A certa altura da entrevista, o rapper Emicida, que estava passando pela rua, parou para cumprimentar a atriz. “Tô correndo. Faço fono aqui do lado e agora já vou pra outro lugar”, disse ele, apressado. “A gente se encontra por aí”, disse ela.

E retoma a conversa. “É bom fazer parte desses projetos que estão dispostos a dialogar e a propor discussões. Mas não sou ingênua em relação à natureza desses projetos. Eles não têm, nessa origem, o processo de transformação mesmo da sociedade. Eles podem, eventualmente, propor discussões que são interessantes e são esses projetos com os quais eu escolho me envolver dentro dessa indústria. Mas é uma indústria produzindo entretenimento.”

“De dois anos pra cá, as minhas escolhas [profissionais] têm sido cada vez mais conscientes. Antes, elas eram muito intuitivas. O contexto social e político de hoje está colocando todos nós numa berlinda, né?”, diz. E reflete: “Como é que você ocupa o seu lugar no mundo? Faz sentido você fazer o que você faz? É assim que você quer continuar?”. 

Algum arrependimento na carreira? “Zero. Respeito muito a história que me trouxe até aqui. Respeito quem eu era no momento em que fiz essas escolhas. É importante a gente ser generosa com quem já fomos um dia.”

Ela diz que, inclusive, já deixou de se envolver com produções que “não eram compatíveis” com os valores que defende. “Estamos num momento em que, se não contribui, atrapalha.  E isso é aplicável a todas as situações”. E continua a reflexão: “Esses últimos anos foram um grande filtro nas relações. E as lágrimas vão chegando... Eu já fico...”, diz, e respira fundo. “Pra mim foram muitas rupturas caras. Mas, ao mesmo tempo, os encontros ficaram muito mais potentes.”

“E tem o desconforto também. Se não está desconfortável no mundo hoje, tu tá bem errado. Tem alguma coisa bem errada, você não entendeu alguma coisa”, afirma, criticando o momento político do Brasil atual.

Ela avalia o governo do presidente Jair Bolsonaro como “o absurdo e a violência ganhando representatividade no poder”. No Carnaval, saiu em um bloco de rua em SP com os seios à mostra com a frase “Ele Não”, mote feminista contra Bolsonaro, escrita na altura do colo —uma foto dela nesse momento viralizou nas redes. 
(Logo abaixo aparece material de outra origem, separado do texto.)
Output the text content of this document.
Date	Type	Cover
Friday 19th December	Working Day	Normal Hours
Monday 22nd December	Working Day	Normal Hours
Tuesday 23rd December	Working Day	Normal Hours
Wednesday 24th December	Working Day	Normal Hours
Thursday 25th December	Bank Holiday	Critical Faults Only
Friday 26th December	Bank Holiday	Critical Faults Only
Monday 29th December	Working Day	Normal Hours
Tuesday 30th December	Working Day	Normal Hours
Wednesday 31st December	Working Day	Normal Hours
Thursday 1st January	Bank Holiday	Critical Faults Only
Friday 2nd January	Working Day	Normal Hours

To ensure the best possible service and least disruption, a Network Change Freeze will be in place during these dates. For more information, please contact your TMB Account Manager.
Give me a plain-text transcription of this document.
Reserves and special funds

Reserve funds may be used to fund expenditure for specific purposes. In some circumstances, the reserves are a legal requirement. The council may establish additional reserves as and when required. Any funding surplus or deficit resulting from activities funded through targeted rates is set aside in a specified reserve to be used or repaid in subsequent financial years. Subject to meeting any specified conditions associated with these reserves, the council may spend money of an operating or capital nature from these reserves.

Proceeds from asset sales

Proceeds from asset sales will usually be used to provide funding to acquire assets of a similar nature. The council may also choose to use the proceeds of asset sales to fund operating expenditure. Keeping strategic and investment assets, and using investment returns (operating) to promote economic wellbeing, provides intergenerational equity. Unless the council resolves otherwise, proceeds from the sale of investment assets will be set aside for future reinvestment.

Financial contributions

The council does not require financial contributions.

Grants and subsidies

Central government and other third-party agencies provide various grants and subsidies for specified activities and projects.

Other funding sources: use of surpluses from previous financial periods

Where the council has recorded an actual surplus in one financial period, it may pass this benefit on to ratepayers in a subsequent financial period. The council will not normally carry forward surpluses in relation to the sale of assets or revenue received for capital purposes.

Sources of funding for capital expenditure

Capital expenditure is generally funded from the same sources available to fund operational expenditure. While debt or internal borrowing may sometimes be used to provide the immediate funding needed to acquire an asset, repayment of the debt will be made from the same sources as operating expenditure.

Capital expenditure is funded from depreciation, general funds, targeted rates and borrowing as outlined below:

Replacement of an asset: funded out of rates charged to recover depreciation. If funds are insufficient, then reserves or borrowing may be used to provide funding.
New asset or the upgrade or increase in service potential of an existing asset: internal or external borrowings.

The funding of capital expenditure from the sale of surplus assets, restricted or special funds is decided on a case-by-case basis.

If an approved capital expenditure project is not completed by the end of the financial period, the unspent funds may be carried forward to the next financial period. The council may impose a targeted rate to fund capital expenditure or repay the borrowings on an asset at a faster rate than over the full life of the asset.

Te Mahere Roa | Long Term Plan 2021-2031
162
“Foi uma manifestação pessoal, eu estava com os meus amigos curtindo um bloco. E o acontecimento tomou uma proporção que eu não esperava e que num primeiro momento me assustou. Mas, depois, me abriu para uma série de possibilidades”, conta. Ela sofreu críticas de mulheres que não se sentiram representadas, se desculpou e se propôs a refletir sobre isso

“Existiu esse diálogo com mulheres negras, gordas, trans –todas as que se sentiram excluídas nessa fotografia. Elas trouxeram uma série de provocações que me fizeram refletir. A gente precisa abrir a nossa mente para as discussões.”